Assignment of Oil and Gas Lease Meaning

The definition of assignment in real estate is the sale, transfer, or conveyance of a whole property ownership/rights or part of it to another party. 

The term in the oil and gas industry is used for sale, transfer, or conveyance of working interest, lease, royalty, overriding royalty interest, or net profit interest. 

Since real estate property rights or mineral rights in the case of oil and gas are divisible, mineral rights owners or lessees often sell or convey parts of the mineral rights to other companies. The legal instrument used for this purpose is called an assignment. 

The party assigning the rights is called the assignor, and the party receiving the rights is called the assignee. 

Assignments are filed in the same way as an oil and gas lease or a title deed to a property. These legal documents need to be drafted in accordance with the state requirements and filled with the relevant county or municipality authorities. 

Of the different assignment transactions in the oil and gas industry, the assignment of rights in the oil and gas lease is the most common. While the lease itself is the negotiable instrument in the scenario, the assignment establishes the successful transfer of the rights. 

It may look like a simple document, but the rights and duties of the different parties can make it complex. As a result of the assignment, the property interests, rights, and obligations of the lessor, lessee, and assignee may alter. 

On top of this, any local laws governing such a transfer also need to be accommodated. Now, federal regulations also impact the transfer of oil and gas interests. 

What Can Be Assigned?

The lessee of an oil or gas lease can assign the entire lease or part of it. In other words, the lessee can sell or transfer part of the estate or the entire estate to which they have the working rights. 

The assignee is assigned the working interest and lease obligations, including override royalty. The assignment document will state the percentage of override royalty, which is the percentage of the mineral removed from the land under lease and the net profits received by the assignee by the sale of the minerals. 

An overriding royalty interest is an undivided interest that gives the holder the right to receive a certain percentage of the revenue from the sale of the mineral. This differs from royalty interest in that the overriding interest cannot be divided and doesn’t grant ownership of the mineral rights once the assignment expires. 

In other words, the original mineral owner (the lessor) retains a royalty interest, whereas the lessee assigning the lease to an assignee gets the overriding royalty interest. 

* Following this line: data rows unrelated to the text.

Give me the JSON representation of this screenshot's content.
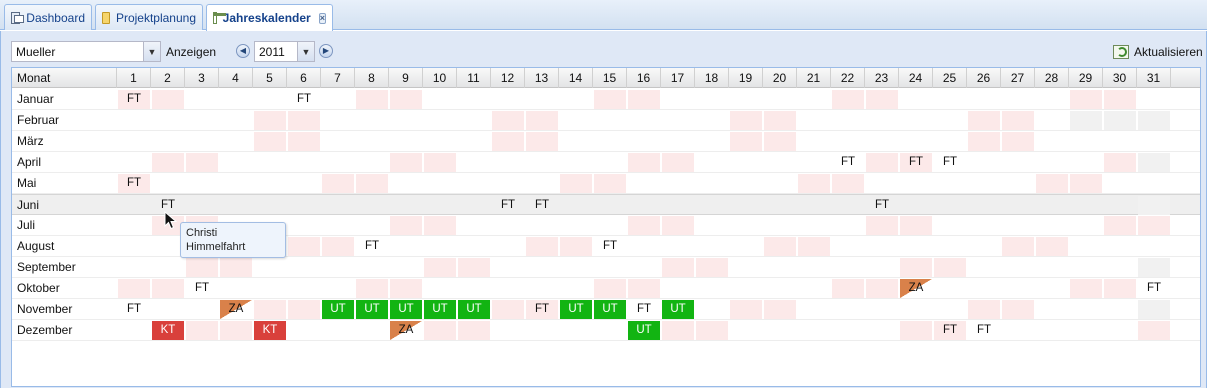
{
  "tabs": [
    {
      "label": "Dashboard",
      "icon": "dashboard-icon"
    },
    {
      "label": "Projektplanung",
      "icon": "folder-icon"
    },
    {
      "label": "Jahreskalender",
      "icon": "calendar-icon",
      "active": true
    }
  ],
  "toolbar": {
    "user_value": "Mueller",
    "show_label": "Anzeigen",
    "year_value": "2011",
    "refresh_label": "Aktualisieren"
  },
  "grid": {
    "month_header": "Monat",
    "days": [
      "1",
      "2",
      "3",
      "4",
      "5",
      "6",
      "7",
      "8",
      "9",
      "10",
      "11",
      "12",
      "13",
      "14",
      "15",
      "16",
      "17",
      "18",
      "19",
      "20",
      "21",
      "22",
      "23",
      "24",
      "25",
      "26",
      "27",
      "28",
      "29",
      "30",
      "31"
    ],
    "rows": [
      {
        "month": "Januar",
        "days_in_month": 31,
        "weekend": [
          1,
          2,
          8,
          9,
          15,
          16,
          22,
          23,
          29,
          30
        ],
        "entries": {
          "1": "FT",
          "6": "FT"
        }
      },
      {
        "month": "Februar",
        "days_in_month": 28,
        "weekend": [
          5,
          6,
          12,
          13,
          19,
          20,
          26,
          27
        ],
        "entries": {}
      },
      {
        "month": "März",
        "days_in_month": 31,
        "weekend": [
          5,
          6,
          12,
          13,
          19,
          20,
          26,
          27
        ],
        "entries": {}
      },
      {
        "month": "April",
        "days_in_month": 30,
        "weekend": [
          2,
          3,
          9,
          10,
          16,
          17,
          23,
          24,
          30
        ],
        "entries": {
          "22": "FT",
          "24": "FT",
          "25": "FT"
        }
      },
      {
        "month": "Mai",
        "days_in_month": 31,
        "weekend": [
          1,
          7,
          8,
          14,
          15,
          21,
          22,
          28,
          29
        ],
        "entries": {
          "1": "FT"
        }
      },
      {
        "month": "Juni",
        "days_in_month": 30,
        "weekend": [
          4,
          5,
          11,
          12,
          18,
          19,
          25,
          26
        ],
        "entries": {
          "2": "FT",
          "12": "FT",
          "13": "FT",
          "23": "FT"
        },
        "selected": true
      },
      {
        "month": "Juli",
        "days_in_month": 31,
        "weekend": [
          2,
          3,
          9,
          10,
          16,
          17,
          23,
          24,
          30,
          31
        ],
        "entries": {}
      },
      {
        "month": "August",
        "days_in_month": 31,
        "weekend": [
          6,
          7,
          13,
          14,
          20,
          21,
          27,
          28
        ],
        "entries": {
          "8": "FT",
          "15": "FT"
        }
      },
      {
        "month": "September",
        "days_in_month": 30,
        "weekend": [
          3,
          4,
          10,
          11,
          17,
          18,
          24,
          25
        ],
        "entries": {}
      },
      {
        "month": "Oktober",
        "days_in_month": 31,
        "weekend": [
          1,
          2,
          8,
          9,
          15,
          16,
          22,
          23,
          29,
          30
        ],
        "entries": {
          "3": "FT",
          "24": "ZA",
          "31": "FT"
        }
      },
      {
        "month": "November",
        "days_in_month": 30,
        "weekend": [
          5,
          6,
          12,
          13,
          19,
          20,
          26,
          27
        ],
        "entries": {
          "1": "FT",
          "4": "ZA",
          "7": "UT",
          "8": "UT",
          "9": "UT",
          "10": "UT",
          "11": "UT",
          "13": "FT",
          "14": "UT",
          "15": "UT",
          "16": "FT",
          "17": "UT"
        }
      },
      {
        "month": "Dezember",
        "days_in_month": 31,
        "weekend": [
          3,
          4,
          10,
          11,
          17,
          18,
          24,
          25,
          31
        ],
        "entries": {
          "2": "KT",
          "5": "KT",
          "9": "ZA",
          "16": "UT",
          "25": "FT",
          "26": "FT"
        }
      }
    ]
  },
  "tooltip": {
    "line1": "Christi",
    "line2": "Himmelfahrt"
  },
  "colors": {
    "weekend": "#fce9e9",
    "urlaub": "#12b412",
    "krank": "#d9403b",
    "zeitausgleich": "#d9814a",
    "no_day": "#f1f1f1"
  }
}
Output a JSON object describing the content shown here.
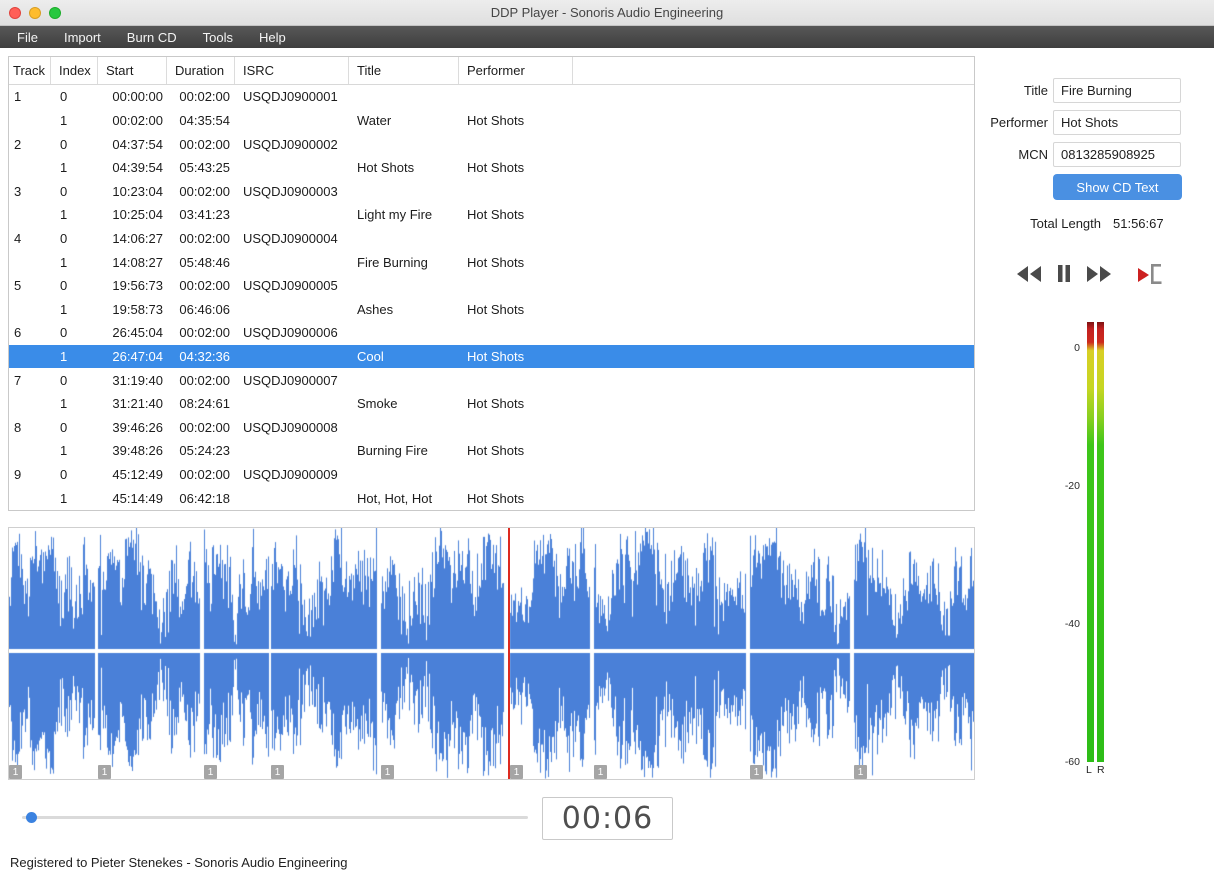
{
  "colors": {
    "accent": "#4a90e2",
    "selection": "#3a8ce8",
    "waveform": "#4a80d8",
    "playhead": "#dd2a20"
  },
  "window": {
    "title": "DDP Player - Sonoris Audio Engineering"
  },
  "menu": {
    "items": [
      "File",
      "Import",
      "Burn CD",
      "Tools",
      "Help"
    ]
  },
  "table": {
    "columns": [
      "Track",
      "Index",
      "Start",
      "Duration",
      "ISRC",
      "Title",
      "Performer"
    ],
    "rows": [
      {
        "track": "1",
        "index": "0",
        "start": "00:00:00",
        "duration": "00:02:00",
        "isrc": "USQDJ0900001",
        "title": "",
        "performer": "",
        "selected": false
      },
      {
        "track": "",
        "index": "1",
        "start": "00:02:00",
        "duration": "04:35:54",
        "isrc": "",
        "title": "Water",
        "performer": "Hot Shots",
        "selected": false
      },
      {
        "track": "2",
        "index": "0",
        "start": "04:37:54",
        "duration": "00:02:00",
        "isrc": "USQDJ0900002",
        "title": "",
        "performer": "",
        "selected": false
      },
      {
        "track": "",
        "index": "1",
        "start": "04:39:54",
        "duration": "05:43:25",
        "isrc": "",
        "title": "Hot Shots",
        "performer": "Hot Shots",
        "selected": false
      },
      {
        "track": "3",
        "index": "0",
        "start": "10:23:04",
        "duration": "00:02:00",
        "isrc": "USQDJ0900003",
        "title": "",
        "performer": "",
        "selected": false
      },
      {
        "track": "",
        "index": "1",
        "start": "10:25:04",
        "duration": "03:41:23",
        "isrc": "",
        "title": "Light my Fire",
        "performer": "Hot Shots",
        "selected": false
      },
      {
        "track": "4",
        "index": "0",
        "start": "14:06:27",
        "duration": "00:02:00",
        "isrc": "USQDJ0900004",
        "title": "",
        "performer": "",
        "selected": false
      },
      {
        "track": "",
        "index": "1",
        "start": "14:08:27",
        "duration": "05:48:46",
        "isrc": "",
        "title": "Fire Burning",
        "performer": "Hot Shots",
        "selected": false
      },
      {
        "track": "5",
        "index": "0",
        "start": "19:56:73",
        "duration": "00:02:00",
        "isrc": "USQDJ0900005",
        "title": "",
        "performer": "",
        "selected": false
      },
      {
        "track": "",
        "index": "1",
        "start": "19:58:73",
        "duration": "06:46:06",
        "isrc": "",
        "title": "Ashes",
        "performer": "Hot Shots",
        "selected": false
      },
      {
        "track": "6",
        "index": "0",
        "start": "26:45:04",
        "duration": "00:02:00",
        "isrc": "USQDJ0900006",
        "title": "",
        "performer": "",
        "selected": false
      },
      {
        "track": "",
        "index": "1",
        "start": "26:47:04",
        "duration": "04:32:36",
        "isrc": "",
        "title": "Cool",
        "performer": "Hot Shots",
        "selected": true
      },
      {
        "track": "7",
        "index": "0",
        "start": "31:19:40",
        "duration": "00:02:00",
        "isrc": "USQDJ0900007",
        "title": "",
        "performer": "",
        "selected": false
      },
      {
        "track": "",
        "index": "1",
        "start": "31:21:40",
        "duration": "08:24:61",
        "isrc": "",
        "title": "Smoke",
        "performer": "Hot Shots",
        "selected": false
      },
      {
        "track": "8",
        "index": "0",
        "start": "39:46:26",
        "duration": "00:02:00",
        "isrc": "USQDJ0900008",
        "title": "",
        "performer": "",
        "selected": false
      },
      {
        "track": "",
        "index": "1",
        "start": "39:48:26",
        "duration": "05:24:23",
        "isrc": "",
        "title": "Burning Fire",
        "performer": "Hot Shots",
        "selected": false
      },
      {
        "track": "9",
        "index": "0",
        "start": "45:12:49",
        "duration": "00:02:00",
        "isrc": "USQDJ0900009",
        "title": "",
        "performer": "",
        "selected": false
      },
      {
        "track": "",
        "index": "1",
        "start": "45:14:49",
        "duration": "06:42:18",
        "isrc": "",
        "title": "Hot, Hot, Hot",
        "performer": "Hot Shots",
        "selected": false
      }
    ]
  },
  "panel": {
    "title_label": "Title",
    "title_value": "Fire Burning",
    "performer_label": "Performer",
    "performer_value": "Hot Shots",
    "mcn_label": "MCN",
    "mcn_value": "0813285908925",
    "cd_text_button": "Show CD Text",
    "total_length_label": "Total Length",
    "total_length_value": "51:56:67"
  },
  "meter": {
    "ticks": [
      "0",
      "-20",
      "-40",
      "-60"
    ],
    "left_label": "L",
    "right_label": "R"
  },
  "waveform": {
    "marker_label": "1",
    "playhead_fraction": 0.517,
    "segments": [
      {
        "start": 0.0,
        "end": 0.089
      },
      {
        "start": 0.092,
        "end": 0.198
      },
      {
        "start": 0.202,
        "end": 0.269
      },
      {
        "start": 0.272,
        "end": 0.381
      },
      {
        "start": 0.385,
        "end": 0.513
      },
      {
        "start": 0.519,
        "end": 0.602
      },
      {
        "start": 0.606,
        "end": 0.764
      },
      {
        "start": 0.768,
        "end": 0.872
      },
      {
        "start": 0.876,
        "end": 1.0
      }
    ]
  },
  "transport_bar": {
    "time": "00:06"
  },
  "statusbar": {
    "text": "Registered to Pieter Stenekes - Sonoris Audio Engineering"
  }
}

Multiple Lease Assignments

Normally, the assignment mentions and describes the lease assigned to an assignee. 

However, an oil or gas company often may have multiple lease agreements with different mineral owners from the same field or formation. On the other hand, the leases involving different lessees may have undergone unitization to increase production and reduce competition. 

In such cases, the assignment may include multiple leases. If multiple leases are in an assignment, they are typically described in an exhibit with the document. However, in cases of unitization, the assignment may not necessarily list or describe the leases. Instead, it will just mention all the lease agreements in a particular unit or tract of land. 

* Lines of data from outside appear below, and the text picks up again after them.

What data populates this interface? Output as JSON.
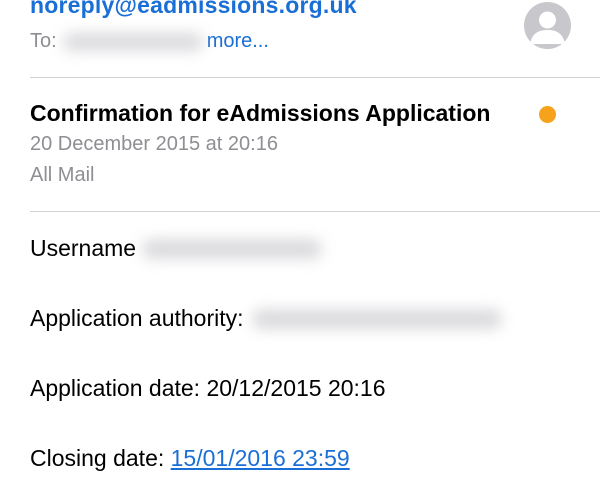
{
  "header": {
    "sender": "noreply@eadmissions.org.uk",
    "to_label": "To:",
    "more_label": "more..."
  },
  "message": {
    "subject": "Confirmation for eAdmissions Application",
    "date": "20 December 2015 at 20:16",
    "mailbox": "All Mail"
  },
  "body": {
    "username_label": "Username",
    "authority_label": "Application authority:",
    "application_date": "Application date: 20/12/2015 20:16",
    "closing_label": "Closing date: ",
    "closing_value": "15/01/2016 23:59"
  },
  "colors": {
    "link": "#1a6fd6",
    "unread": "#f7a21b",
    "secondary_text": "#8e8e93"
  },
  "icons": {
    "avatar": "person-silhouette-icon",
    "unread": "unread-dot-icon"
  }
}
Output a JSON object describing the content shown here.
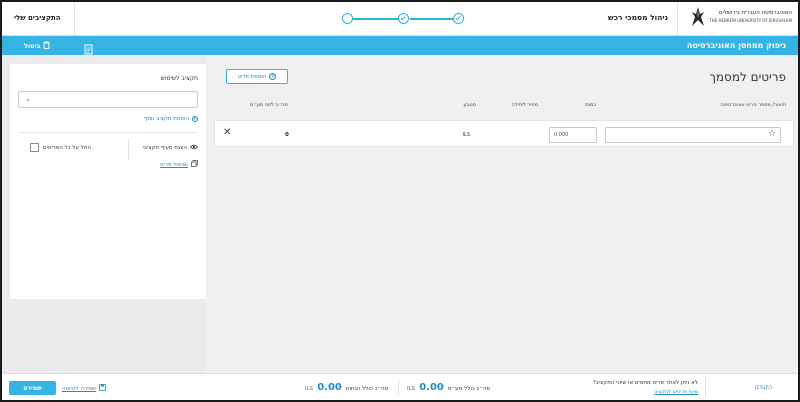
{
  "header": {
    "logo_hebrew": "האוניברסיטה העברית בירושלים",
    "logo_english": "THE HEBREW UNIVERSITY OF JERUSALEM",
    "page_title": "ניהול מסמכי רכש",
    "my_budgets": "התקציבים שלי",
    "steps_completed": 2,
    "steps_total": 3
  },
  "action_bar": {
    "title": "ניפוק ממחסן האוניברסיטה",
    "cancel_label": "ביטול"
  },
  "main": {
    "title": "פריטים למסמך",
    "add_item_label": "הוספת פריט",
    "columns": {
      "item": "תיאור/ מספר פריט אוניברסיטה",
      "quantity": "כמות",
      "unit_price": "מחיר ליחידה",
      "currency": "מטבע",
      "total": "סה״כ לפני מע״מ"
    },
    "rows": [
      {
        "item_value": "",
        "quantity": "0.000",
        "currency": "ILS",
        "total": "0"
      }
    ]
  },
  "budget_panel": {
    "label": "תקציב לשימוש",
    "add_budget": "הוספת תקציב נוסף",
    "show_budget_items": "הצגת סעיף תקציבי",
    "apply_to_all": "החל על כל הפריטים",
    "copy_item": "שכפול פריט"
  },
  "footer": {
    "next": "הקודם",
    "question": "לא ניתן לאתר פריט מתאים או שינוי התקציב?",
    "question_link": "שינוי פריטים לתקציב",
    "total_with_vat_label": "סה״כ כולל מע״מ",
    "total_with_vat_value": "0.00",
    "total_with_vat_currency": "ILS",
    "total_with_discounts_label": "סה״כ כולל הנחות",
    "total_with_discounts_value": "0.00",
    "total_with_discounts_currency": "ILS",
    "save_draft": "שמירה לטיוטה",
    "save": "שמירה"
  }
}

It all comes down to the document’s language, as sometimes the focus is on the rights and obligations rather than the actual lease or property. 

Assignment Limitations

Oil and gas leases are pretty flexible regarding how they can be further leased or assigned. An assignor may choose to assign the lease as is or set limitations that may not exist in the original lease. An assignor may set the following limitations for the assignee:

  • Wellbore Limits: The assignment may set the production to the wellbore only. In other words, the assignee can only produce the mineral from the wellbore of a particular well, and all the interests outside of this wellbore are not assigned. In such a case, the assignee cannot produce from deeper formations. 
  • Depth Limits: The assignment may set the interest to a certain depth or a particular formation by mentioning the formation’s depth or name. For instance, the assignee may only have a working interest up to a depth of 8,000 ft. from the surface. These are more common in assignments than wellbore limitations. Such limitation may also automatically apply if the oil or gas lease also had depth limitations. 
  • Horizontal Limits: The assignment may set horizontal limitations or, in other words, include only a part of the land. The assignee would not be able to produce from outside these parts of the land as described in the assignment, even if they are part of the actual lease. 


Assignment of oil and gas lease is a common instrument in the oil and gas industry in the US, used to assign lease rights and obligations to other companies. The companies with the lease can assign multiple leases to the same party. Similarly, they can divide a lease and assign it to different parties. 

The assignment procedure and documentation may vary based on state laws and the individual case. However, it’s a detailed document that specifies what is covered under the assignment, what duties befall the assignee, and what they need to pay the assignor.